NS4A Antagonists: Superior Potency Against Other Clinical Stage HCV Inhibitors
Collaboration with Gilead Sciences, Inc.
In 2004, Achillion entered into a research collaboration and license agreement with Gilead Sciences, Inc. for the development and commercialization of compounds for the treatment of chronic hepatitis which inhibit HCV replication through a novel mechanism of action targeting the NS4A protein. Under the collaboration, research and development activities prior to proof-of-concept are overseen by a research committee comprised of equal numbers of Achillion and Gilead representatives. The joint research committee assigns research and development tasks and agrees upon a budget for the research program.
Achillion received $10.0 million from Gilead Sciences upon the execution of the agreement, consisting of license fees and an equity investment, and could receive up to $157.5 million in development, regulatory and sales milestone payments, assuming the successful simultaneous development of a lead and back-up compound, as well as royalties on net sales of products.
Achillion believes its portfolio of antagonists to NS4A have the following benefits:
Novel Mechanism of Action.
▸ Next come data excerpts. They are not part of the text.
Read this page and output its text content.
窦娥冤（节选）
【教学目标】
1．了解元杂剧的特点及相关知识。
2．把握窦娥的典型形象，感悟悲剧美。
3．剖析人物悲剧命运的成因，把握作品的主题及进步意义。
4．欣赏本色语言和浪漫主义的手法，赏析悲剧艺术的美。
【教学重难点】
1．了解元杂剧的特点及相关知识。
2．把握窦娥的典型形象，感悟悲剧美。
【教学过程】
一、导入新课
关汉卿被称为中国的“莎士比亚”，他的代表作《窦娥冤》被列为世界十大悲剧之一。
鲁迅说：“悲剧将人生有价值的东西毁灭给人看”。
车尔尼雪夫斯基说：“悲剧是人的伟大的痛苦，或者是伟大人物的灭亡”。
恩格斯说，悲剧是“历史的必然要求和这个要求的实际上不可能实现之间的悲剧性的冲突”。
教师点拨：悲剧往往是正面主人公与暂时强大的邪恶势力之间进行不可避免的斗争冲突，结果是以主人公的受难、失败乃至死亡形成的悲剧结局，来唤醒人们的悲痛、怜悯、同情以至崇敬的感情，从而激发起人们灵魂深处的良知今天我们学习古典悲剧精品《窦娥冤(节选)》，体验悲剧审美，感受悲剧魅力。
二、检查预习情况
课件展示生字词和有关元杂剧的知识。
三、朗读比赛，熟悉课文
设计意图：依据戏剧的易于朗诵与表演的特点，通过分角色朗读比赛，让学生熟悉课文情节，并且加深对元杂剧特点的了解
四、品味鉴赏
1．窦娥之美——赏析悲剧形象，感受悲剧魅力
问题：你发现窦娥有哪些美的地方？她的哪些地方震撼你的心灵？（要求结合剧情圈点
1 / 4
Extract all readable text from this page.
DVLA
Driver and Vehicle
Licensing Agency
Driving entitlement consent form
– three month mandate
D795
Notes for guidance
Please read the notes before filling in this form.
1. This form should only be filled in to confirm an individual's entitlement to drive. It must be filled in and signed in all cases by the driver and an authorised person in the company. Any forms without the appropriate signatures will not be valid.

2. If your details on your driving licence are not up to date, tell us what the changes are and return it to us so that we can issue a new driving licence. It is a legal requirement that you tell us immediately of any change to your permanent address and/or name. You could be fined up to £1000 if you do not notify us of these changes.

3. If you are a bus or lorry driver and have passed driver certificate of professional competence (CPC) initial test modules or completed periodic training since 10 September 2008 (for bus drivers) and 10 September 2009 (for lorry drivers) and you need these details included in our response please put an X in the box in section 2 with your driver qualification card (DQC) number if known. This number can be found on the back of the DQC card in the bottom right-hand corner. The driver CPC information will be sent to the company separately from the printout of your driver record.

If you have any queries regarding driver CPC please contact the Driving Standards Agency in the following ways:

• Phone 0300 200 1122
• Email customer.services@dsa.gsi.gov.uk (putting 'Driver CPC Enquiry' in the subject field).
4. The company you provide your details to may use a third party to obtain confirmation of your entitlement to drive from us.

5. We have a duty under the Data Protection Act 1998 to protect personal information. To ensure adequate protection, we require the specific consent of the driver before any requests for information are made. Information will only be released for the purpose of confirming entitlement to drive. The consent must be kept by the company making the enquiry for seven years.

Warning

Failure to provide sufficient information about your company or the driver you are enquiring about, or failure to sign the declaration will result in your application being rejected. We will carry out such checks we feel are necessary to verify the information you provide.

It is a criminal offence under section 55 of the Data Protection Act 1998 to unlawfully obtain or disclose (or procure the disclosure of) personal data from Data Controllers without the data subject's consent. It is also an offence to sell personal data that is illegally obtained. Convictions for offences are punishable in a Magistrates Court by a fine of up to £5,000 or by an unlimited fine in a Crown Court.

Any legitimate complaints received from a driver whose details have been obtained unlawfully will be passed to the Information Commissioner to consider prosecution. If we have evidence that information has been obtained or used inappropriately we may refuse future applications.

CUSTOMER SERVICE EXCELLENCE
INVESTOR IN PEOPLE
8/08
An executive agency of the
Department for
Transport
Based upon extensive virology and biochemistry studies, the mechanism of action of these compounds appears to be novel and involves targeting the NS4A protein of HCV. Inhibiting this target prevents the formation of a functional replicase complex, a necessary step in viral replication that occurs before copying the viral RNA genome. Achillion believes this unique mechanism may contribute to the lack of cross resistance between its compounds and other HCV inhibitors.
Potency. Data obtained in the standard laboratory assays used to determine anti-HCV activity against the genotype 1 virus demonstrate that the Achillion compounds have potency in vitro in a range similar to the published data on Boehringer Ingelheims protease inhibitor under clinical development, and 14 to 21 times more potent in vitro than either the Schering-Plough or Vertex HCV protease inhibitors under clinical development.
Lack of Cross Resistance. In laboratory studies, Achillions compounds have not demonstrated cross resistance to any of the polymerase inhibitors or protease inhibitors of which the Company is aware and has tested.
Ease of Administration. Based on current animal studies, compounds in this series appear to be orally bioavailable.
Potential for Combination Treatment. Because of the lack of cross resistance in in vitro tests with all other known classes of HCV inhibitors, Achillion believes that NS4A antagonists are well positioned for evaluation as a treatment for chronic HCV in combination with the current standard of care and/or in combination with other direct-acting antivirals.
Until February 2007, Achillion was pursuing clinical development of its first NS4A antagonist, ACH-806. Unfortunately, while significant reductions in HCV viral load were observed even at the lowest doses studied in a human proof-of-concept trial, unacceptable levels of serum creatinine, a key marker of kidney function, were also observed. As a result, Achillion, along with its partner Gilead Sciences, made the decision to discontinue development of the compound and focus efforts on a new series of NS4A antagonists, including ACH-1095.